The Single Dad (The Dalton Brothers 3)
If I gave them pieces of Everly’s past, they would only ask for more.
They’d want the joints, the filler.
The timeline.
The legal process.
In this room, I’d be put on trial.
The only way to share this tale was to start at the beginning.
I pressed my foot against the wall and shifted my gaze across each of their faces. “From the very beginning, I knew something was off. Aside from you all asking if I’d gotten a paternity test, it went deeper than that. It was a feeling I just can’t explain, something that wasn’t sitting right, so I went and got the test done.” I took a breath, the exhale burning through my nose as I remembered when I’d read the results and how, even though I’d had my suspicions, the news had stabbed me in the darkest places. “As you know now, it proved I wasn’t her father. But I couldn’t let it rest. I needed the truth. Since I wasn’t able to find Rebecca, I hired Jefferson, our in-house PI, and he tracked her down. While Mom watched Eve, thinking I was on a work trip, I flew to where Rebecca was living, and she confessed and signed the paperwork I had drafted.”
Silence ticked.
The only thing I heard was their breathing, the sound of Jenner moving against the wall, Sydney’s hand as it traveled up and down my arm.

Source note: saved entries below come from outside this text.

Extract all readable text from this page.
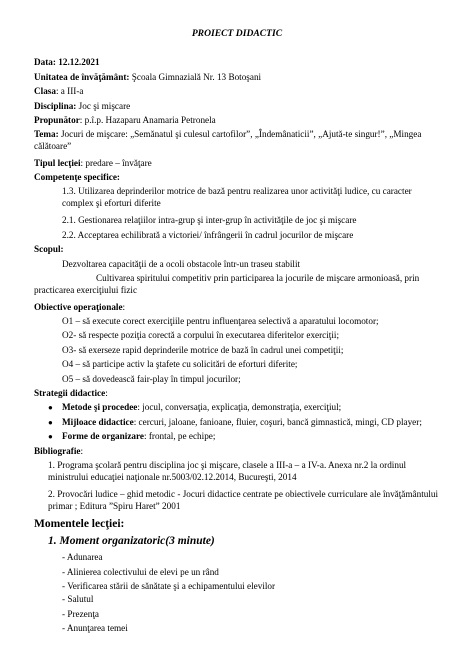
PROIECT DIDACTIC
Data: 12.12.2021
Unitatea de învăţământ: Şcoala Gimnazială Nr. 13 Botoşani
Clasa: a III-a
Disciplina: Joc şi mişcare
Propunător: p.î.p. Hazaparu Anamaria Petronela
Tema: Jocuri de mişcare: „Semănatul şi culesul cartofilor”, „Îndemânaticii”, „Ajută-te singur!”, „Mingea călătoare”
Tipul lecţiei: predare – învăţare
Competenţe specifice:
1.3. Utilizarea deprinderilor motrice de bază pentru realizarea unor activităţi ludice, cu caracter complex şi eforturi diferite
2.1. Gestionarea relaţiilor intra-grup şi inter-grup în activităţile de joc şi mişcare
2.2. Acceptarea echilibrată a victoriei/ înfrângerii în cadrul jocurilor de mişcare
Scopul:
Dezvoltarea capacităţii de a ocoli obstacole într-un traseu stabilit
Cultivarea spiritului competitiv prin participarea la jocurile de mişcare armonioasă, prin practicarea exerciţiului fizic
Obiective operaţionale:
O1 – să execute corect exerciţiile pentru influenţarea selectivă a aparatului locomotor;
O2- să respecte poziţia corectă a corpului în executarea diferitelor exerciţii;
O3- să exerseze rapid deprinderile motrice de bază în cadrul unei competiţii;
O4 – să participe activ la ştafete cu solicitări de eforturi diferite;
O5 – să dovedească fair-play în timpul jocurilor;
Strategii didactice:
● Metode şi procedee: jocul, conversaţia, explicaţia, demonstraţia, exerciţiul;
● Mijloace didactice: cercuri, jaloane, fanioane, fluier, coşuri, bancă gimnastică, mingi, CD player;
● Forme de organizare: frontal, pe echipe;
Bibliografie:
1. Programa şcolară pentru disciplina joc şi mişcare, clasele a III-a – a IV-a. Anexa nr.2 la ordinul ministrului educaţiei naţionale nr.5003/02.12.2014, Bucureşti, 2014
2. Provocări ludice – ghid metodic - Jocuri didactice centrate pe obiectivele curriculare ale învăţământului primar ; Editura ”Spiru Haret” 2001
Momentele lecţiei:
1. Moment organizatoric(3 minute)
- Adunarea
- Alinierea colectivului de elevi pe un rând
- Verificarea stării de sănătate şi a echipamentului elevilor
- Salutul
- Prezenţa
- Anunţarea temei
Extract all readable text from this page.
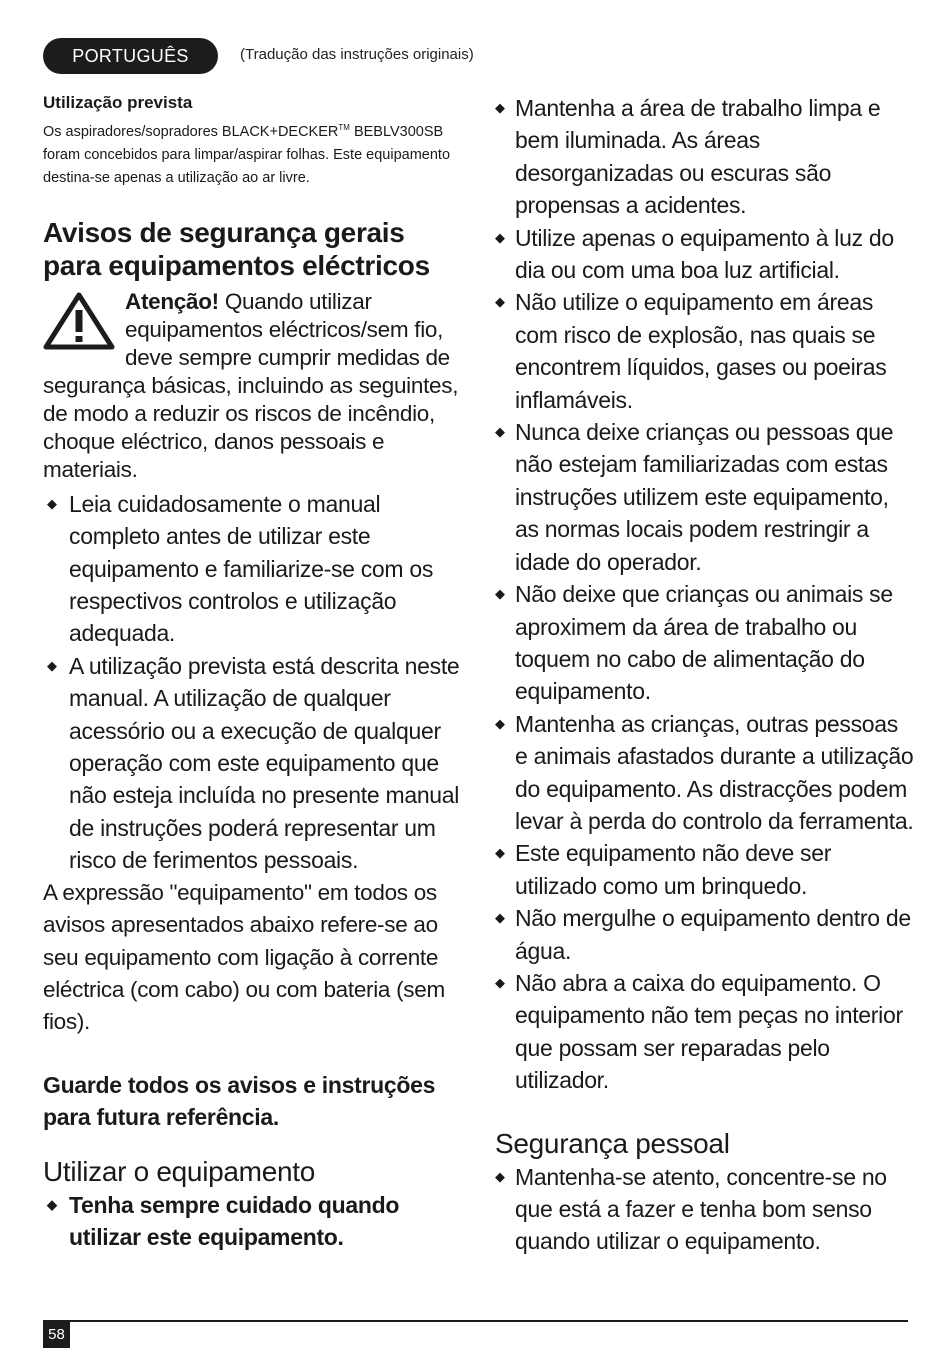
PORTUGUÊS	(Tradução das instruções originais)

Utilização prevista

Os aspiradores/sopradores BLACK+DECKER™ BEBLV300SB foram concebidos para limpar/aspirar folhas. Este equipamento destina-se apenas a utilização ao ar livre.

Avisos de segurança gerais para equipamentos eléctricos

Atenção! Quando utilizar equipamentos eléctricos/sem fio, deve sempre cumprir medidas de segurança básicas, incluindo as seguintes, de modo a reduzir os riscos de incêndio, choque eléctrico, danos pessoais e materiais.

◆ Leia cuidadosamente o manual completo antes de utilizar este equipamento e familiarize-se com os respectivos controlos e utilização adequada.
◆ A utilização prevista está descrita neste manual. A utilização de qualquer acessório ou a execução de qualquer operação com este equipamento que não esteja incluída no presente manual de instruções poderá representar um risco de ferimentos pessoais.

A expressão "equipamento" em todos os avisos apresentados abaixo refere-se ao seu equipamento com ligação à corrente eléctrica (com cabo) ou com bateria (sem fios).

Guarde todos os avisos e instruções para futura referência.

Utilizar o equipamento
◆ Tenha sempre cuidado quando utilizar este equipamento.
◆ Mantenha a área de trabalho limpa e bem iluminada. As áreas desorganizadas ou escuras são propensas a acidentes.
◆ Utilize apenas o equipamento à luz do dia ou com uma boa luz artificial.
◆ Não utilize o equipamento em áreas com risco de explosão, nas quais se encontrem líquidos, gases ou poeiras inflamáveis.
◆ Nunca deixe crianças ou pessoas que não estejam familiarizadas com estas instruções utilizem este equipamento, as normas locais podem restringir a idade do operador.
◆ Não deixe que crianças ou animais se aproximem da área de trabalho ou toquem no cabo de alimentação do equipamento.
◆ Mantenha as crianças, outras pessoas e animais afastados durante a utilização do equipamento. As distracções podem levar à perda do controlo da ferramenta.
◆ Este equipamento não deve ser utilizado como um brinquedo.
◆ Não mergulhe o equipamento dentro de água.
◆ Não abra a caixa do equipamento. O equipamento não tem peças no interior que possam ser reparadas pelo utilizador.
Segurança pessoal
◆ Mantenha-se atento, concentre-se no que está a fazer e tenha bom senso quando utilizar o equipamento.
58
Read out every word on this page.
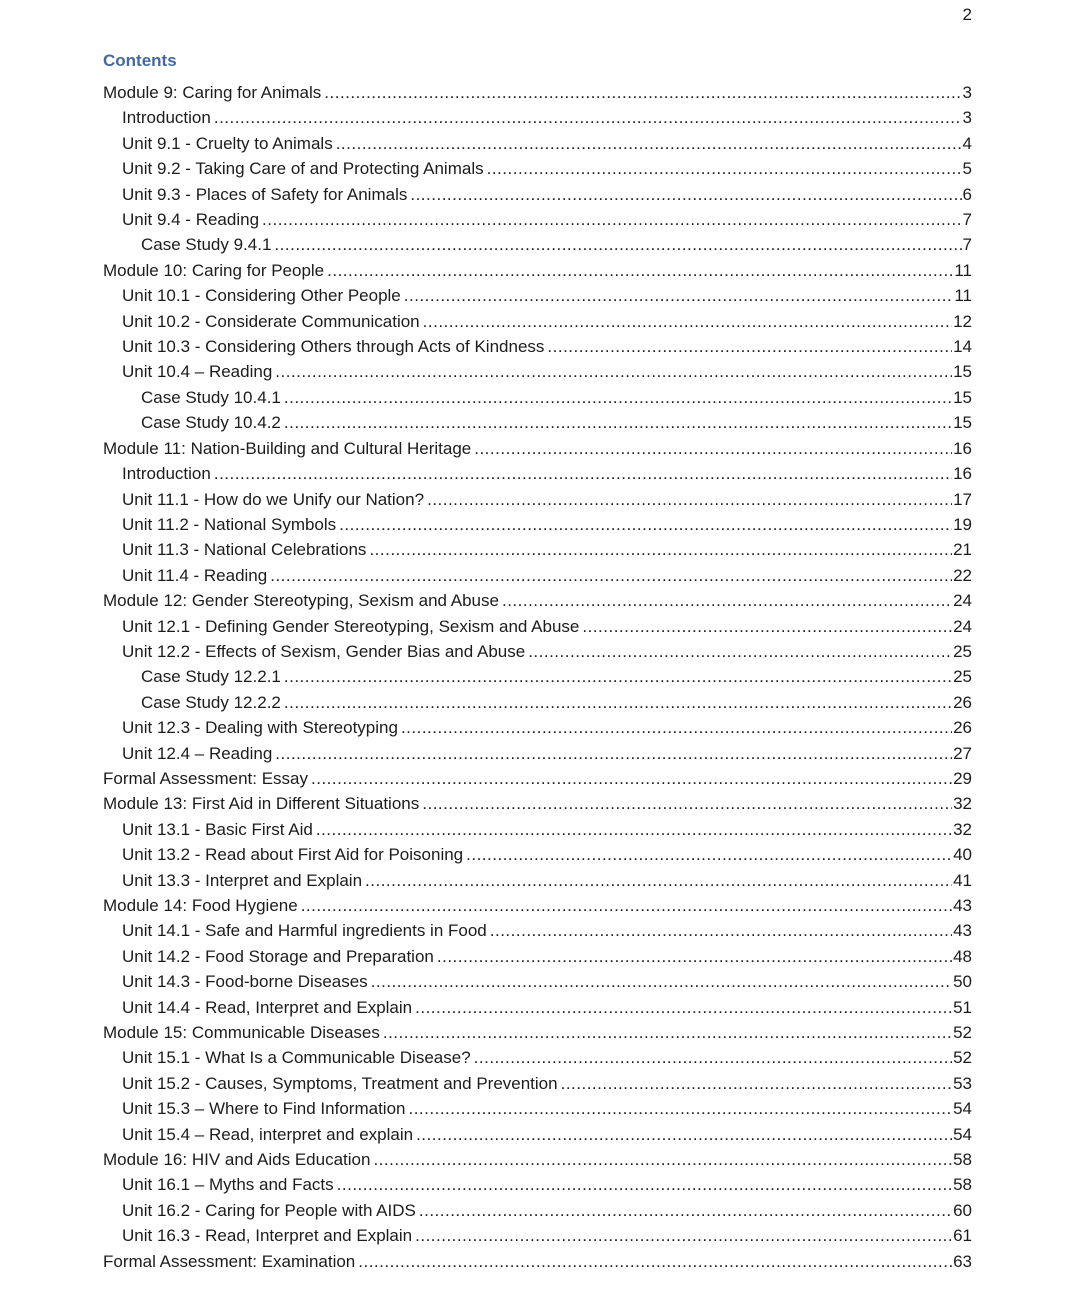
2
Contents
Module 9: Caring for Animals .....	3
Introduction .....	3
Unit 9.1 - Cruelty to Animals .....	4
Unit 9.2 - Taking Care of and Protecting Animals .....	5
Unit 9.3 - Places of Safety for Animals .....	6
Unit 9.4 - Reading .....	7
Case Study 9.4.1 .....	7
Module 10: Caring for People .....	11
Unit 10.1 - Considering Other People .....	11
Unit 10.2 - Considerate Communication .....	12
Unit 10.3 - Considering Others through Acts of Kindness .....	14
Unit 10.4 – Reading .....	15
Case Study 10.4.1 .....	15
Case Study 10.4.2 .....	15
Module 11: Nation-Building and Cultural Heritage .....	16
Introduction .....	16
Unit 11.1 - How do we Unify our Nation? .....	17
Unit 11.2 - National Symbols .....	19
Unit 11.3 - National Celebrations .....	21
Unit 11.4 - Reading .....	22
Module 12: Gender Stereotyping, Sexism and Abuse .....	24
Unit 12.1 - Defining Gender Stereotyping, Sexism and Abuse .....	24
Unit 12.2 - Effects of Sexism, Gender Bias and Abuse .....	25
Case Study 12.2.1 .....	25
Case Study 12.2.2 .....	26
Unit 12.3 - Dealing with Stereotyping .....	26
Unit 12.4 – Reading .....	27
Formal Assessment: Essay .....	29
Module 13: First Aid in Different Situations .....	32
Unit 13.1 - Basic First Aid .....	32
Unit 13.2 - Read about First Aid for Poisoning .....	40
Unit 13.3 - Interpret and Explain .....	41
Module 14: Food Hygiene .....	43
Unit 14.1 - Safe and Harmful ingredients in Food .....	43
Unit 14.2 - Food Storage and Preparation .....	48
Unit 14.3 - Food-borne Diseases .....	50
Unit 14.4 - Read, Interpret and Explain .....	51
Module 15: Communicable Diseases .....	52
Unit 15.1 - What Is a Communicable Disease? .....	52
Unit 15.2 - Causes, Symptoms, Treatment and Prevention .....	53
Unit 15.3 – Where to Find Information .....	54
Unit 15.4 – Read, interpret and explain .....	54
Module 16: HIV and Aids Education .....	58
Unit 16.1 – Myths and Facts .....	58
Unit 16.2 - Caring for People with AIDS .....	60
Unit 16.3 - Read, Interpret and Explain .....	61
Formal Assessment: Examination .....	63
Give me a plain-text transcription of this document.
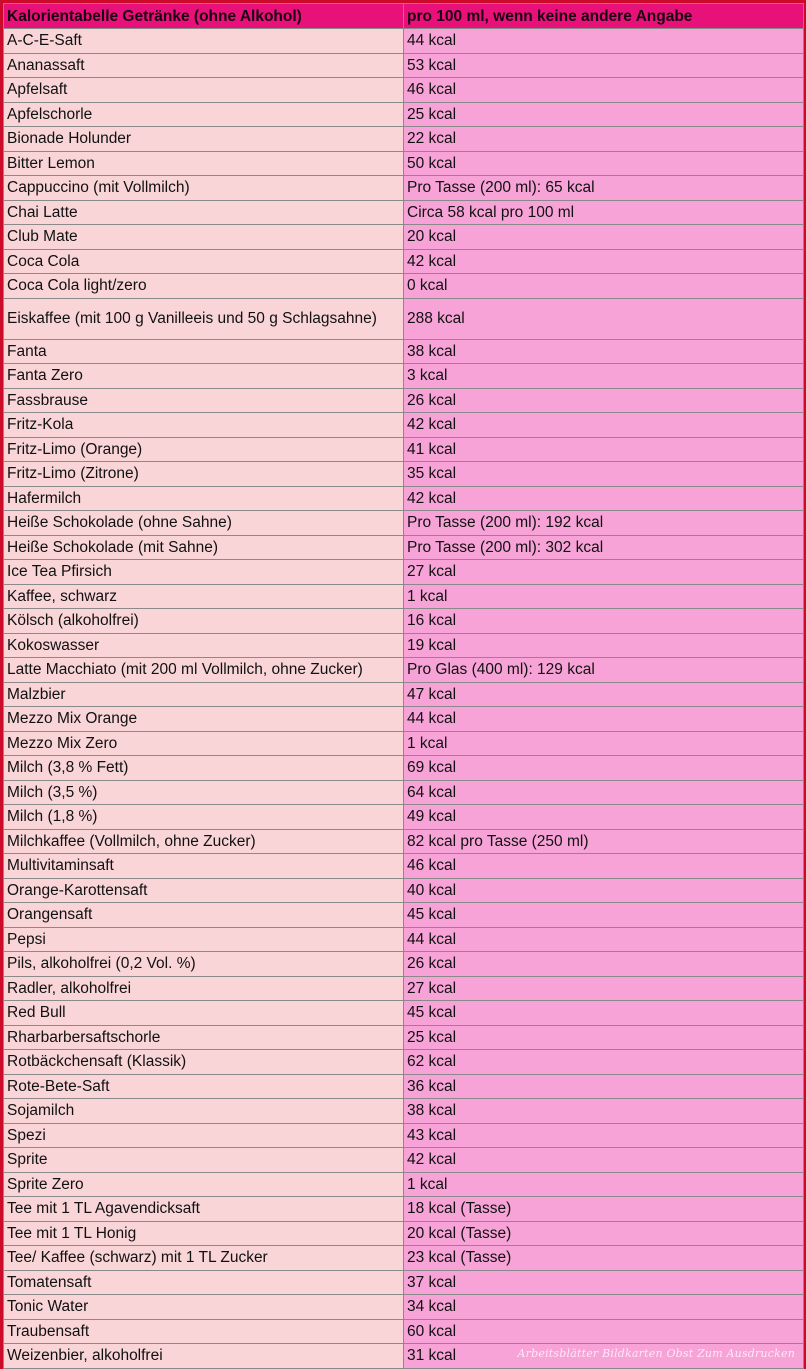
Kalorientabelle Getränke (ohne Alkohol)	pro 100 ml, wenn keine andere Angabe
A-C-E-Saft	44 kcal
Ananassaft	53 kcal
Apfelsaft	46 kcal
Apfelschorle	25 kcal
Bionade Holunder	22 kcal
Bitter Lemon	50 kcal
Cappuccino (mit Vollmilch)	Pro Tasse (200 ml): 65 kcal
Chai Latte	Circa 58 kcal pro 100 ml
Club Mate	20 kcal
Coca Cola	42 kcal
Coca Cola light/zero	0 kcal
Eiskaffee (mit 100 g Vanilleeis und 50 g Schlagsahne)	288 kcal
Fanta	38 kcal
Fanta Zero	3 kcal
Fassbrause	26 kcal
Fritz-Kola	42 kcal
Fritz-Limo (Orange)	41 kcal
Fritz-Limo (Zitrone)	35 kcal
Hafermilch	42 kcal
Heiße Schokolade (ohne Sahne)	Pro Tasse (200 ml): 192 kcal
Heiße Schokolade (mit Sahne)	Pro Tasse (200 ml): 302 kcal
Ice Tea Pfirsich	27 kcal
Kaffee, schwarz	1 kcal
Kölsch (alkoholfrei)	16 kcal
Kokoswasser	19 kcal
Latte Macchiato (mit 200 ml Vollmilch, ohne Zucker)	Pro Glas (400 ml): 129 kcal
Malzbier	47 kcal
Mezzo Mix Orange	44 kcal
Mezzo Mix Zero	1 kcal
Milch (3,8 % Fett)	69 kcal
Milch (3,5 %)	64 kcal
Milch (1,8 %)	49 kcal
Milchkaffee (Vollmilch, ohne Zucker)	82 kcal pro Tasse (250 ml)
Multivitaminsaft	46 kcal
Orange-Karottensaft	40 kcal
Orangensaft	45 kcal
Pepsi	44 kcal
Pils, alkoholfrei (0,2 Vol. %)	26 kcal
Radler, alkoholfrei	27 kcal
Red Bull	45 kcal
Rharbarbersaftschorle	25 kcal
Rotbäckchensaft (Klassik)	62 kcal
Rote-Bete-Saft	36 kcal
Sojamilch	38 kcal
Spezi	43 kcal
Sprite	42 kcal
Sprite Zero	1 kcal
Tee mit 1 TL Agavendicksaft	18 kcal (Tasse)
Tee mit 1 TL Honig	20 kcal (Tasse)
Tee/ Kaffee (schwarz) mit 1 TL Zucker	23 kcal (Tasse)
Tomatensaft	37 kcal
Tonic Water	34 kcal
Traubensaft	60 kcal
Weizenbier, alkoholfrei	31 kcal	Arbeitsblätter Bildkarten Obst Zum Ausdrucken
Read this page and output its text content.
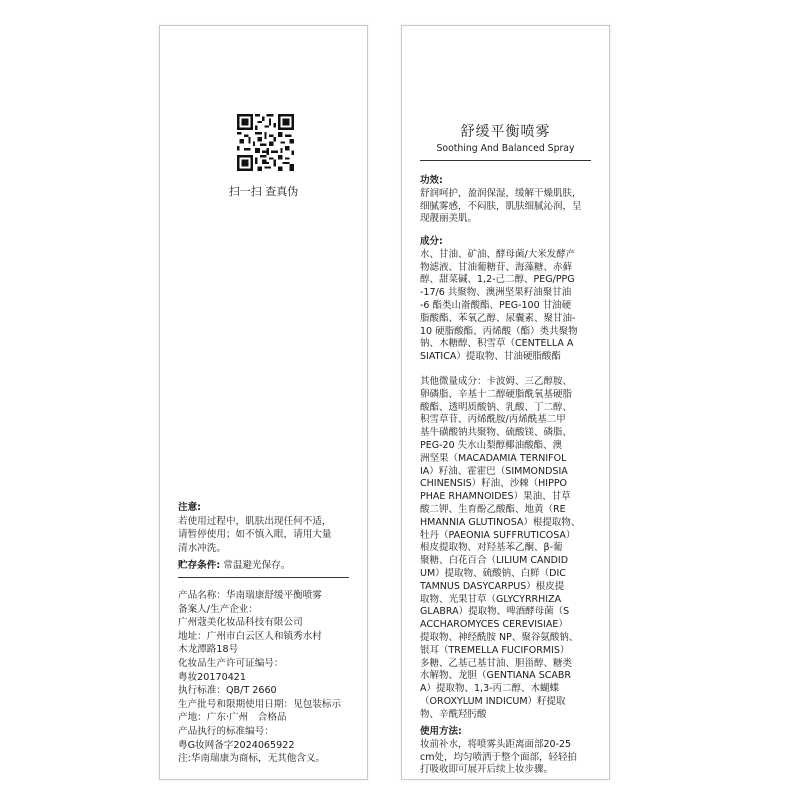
扫一扫 查真伪
注意:
若使用过程中，肌肤出现任何不适，
请暂停使用；如不慎入眼，请用大量
清水冲洗。
贮存条件: 常温避光保存。
产品名称：华南瑞康舒缓平衡喷雾
备案人/生产企业：
广州蔻美化妆品科技有限公司
地址：广州市白云区人和镇秀水村
木龙潭路18号
化妆品生产许可证编号：
粤妆20170421
执行标准：QB/T 2660
生产批号和限期使用日期：见包装标示
产地：广东·广州　合格品
产品执行的标准编号：
粤G妆网备字2024065922
注:华南瑞康为商标，无其他含义。
舒缓平衡喷雾
Soothing And Balanced Spray
功效:
舒润呵护，盈润保湿，缓解干燥肌肤，
细腻雾感，不闷肤，肌肤细腻沁润，呈
现靓丽美肌。
成分:
水、甘油、矿油、酵母菌/大米发酵产
物滤液、甘油葡糖苷、海藻糖、赤藓
醇、甜菜碱、1,2-己二醇、PEG/PPG
-17/6 共聚物、澳洲坚果籽油聚甘油
-6 酯类山嵛酸酯、PEG-100 甘油硬
脂酸酯、苯氧乙醇、尿囊素、聚甘油-
10 硬脂酸酯、丙烯酸（酯）类共聚物
钠、木糖醇、积雪草（CENTELLA A
SIATICA）提取物、甘油硬脂酸酯
其他微量成分：卡波姆、三乙醇胺、
卵磷脂、辛基十二醇硬脂酰氧基硬脂
酸酯、透明质酸钠、乳酸、丁二醇、
积雪草苷、丙烯酰胺/丙烯酰基二甲
基牛磺酸钠共聚物、硫酸镁、磷脂、
PEG-20 失水山梨醇椰油酸酯、澳
洲坚果（MACADAMIA TERNIFOL
IA）籽油、霍霍巴（SIMMONDSIA
CHINENSIS）籽油、沙棘（HIPPO
PHAE RHAMNOIDES）果油、甘草
酸二钾、生育酚乙酸酯、地黄（RE
HMANNIA GLUTINOSA）根提取物、
牡丹（PAEONIA SUFFRUTICOSA）
根皮提取物、对羟基苯乙酮、β-葡
聚糖、白花百合（LILIUM CANDID
UM）提取物、硫酸钠、白鲜（DIC
TAMNUS DASYCARPUS）根皮提
取物、光果甘草（GLYCYRRHIZA
GLABRA）提取物、啤酒酵母菌（S
ACCHAROMYCES CEREVISIAE）
提取物、神经酰胺 NP、聚谷氨酸钠、
银耳（TREMELLA FUCIFORMIS）
多糖、乙基己基甘油、胆甾醇、糖类
水解物、龙胆（GENTIANA SCABR
A）提取物、1,3-丙二醇、木蝴蝶
（OROXYLUM INDICUM）籽提取
物、辛酰羟肟酸
使用方法:
妆前补水，将喷雾头距离面部20-25
cm处，均匀喷洒于整个面部，轻轻拍
打吸收即可展开后续上妆步骤。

“I need to understand this,” my mother finally said. “I thought she gave you paperwork when she left Everly with you?”
“She did,” I replied. “Those papers were generated under the presumption that I was Everly’s biological father. They were legal documents that contained false information.” I stilled, breathing. “She knew I wasn’t the father.”
“That doesn’t make any sense,” my dad said. “Why did she give you a child who wasn’t yours?”
“Everly’s father was a criminal. A son of a bitch who had quite the rap sheet. Rebecca knew he wouldn’t provide.” My hands fucking shook as Rebecca’s words echoed in my head, causing my arm to throb. “Aside from the father’s lack of interest in childrearing, Rebecca didn’t want to be a mother. What she had told me the night she gave Everly to me—the abortion attempt, the adoption arrangement—that was all true.”
“So, she devised a plan,” Dominick said.
I looked at my oldest brother and nodded. “Once she found out she was pregnant”—I lifted my uninjured arm, pressing my palm onto the top of my head—“I was the lucky guy who walked into the bar at just the right time.”
“You’re well dressed,” Jenner said. “You opened a tab with a black card. She asked a few questions, found out you’re a lawyer, where you live—she had her man.” He shook his head. “She probably got you so drunk that you wouldn’t remember if you’d put on a condom.”
That was the way he saw it.
Probably the way all of them did.
Not me.
I wasn’t the sucker who’d walked into the bar that night.
I was the man who’d eventually become Everly’s father.
I didn’t care that I’d gotten hustled.
I didn’t care that I’d gotten lied to.
She wasn’t a fucking burden.
She was the biggest blessing of my life.
I looked at Sydney, who hadn’t known any of this. Who had apologized endlessly for lying when there was something I was holding back from her.
Something I’d like to think I would have eventually told her, but I didn’t know if that was true.
And as I stared into her eyes, I said, “She wanted her daughter to have a better life. Better than hers. Better than growing up in foster homes, like she had, apparently. So, she gambled on me.” I looked at my family. “She chose the right man.”
“I told you not to trust that woman,” my father said. “The moment we rushed over to your house the night you got her, we asked you if you were positive the baby was yours.”
I came from a family of lawyers. I’d been trained at birth not to trust anyone.
But this wasn’t about trust.
This was about love.
This was about Everly.
“And I told you she was my daughter,” I shot back. “Because, despite how fucking stressed and overwhelmed I was, I wasn’t going to give her up.” I clenched my fingers together, the same way Everly’s tiny hand had gripped my finger that night. “She was mine.”
More silence spread across the room.
“I can’t fathom why you wouldn’t tell us,” my mother said.
“Why?” I took my time glancing at each of their faces. “Would you have loved her any differently?”
“You still should have told us,” my father said.
“What would it have changed?” I challenged. “The way you looked at her? The way you treated her? Nah. It wouldn’t have made a difference. That little girl is my daughter.” I looked at my parents. “She’s your granddaughter.” I glanced at my brothers. “She’s your niece. Period.”
Dominick’s expression told me he agreed.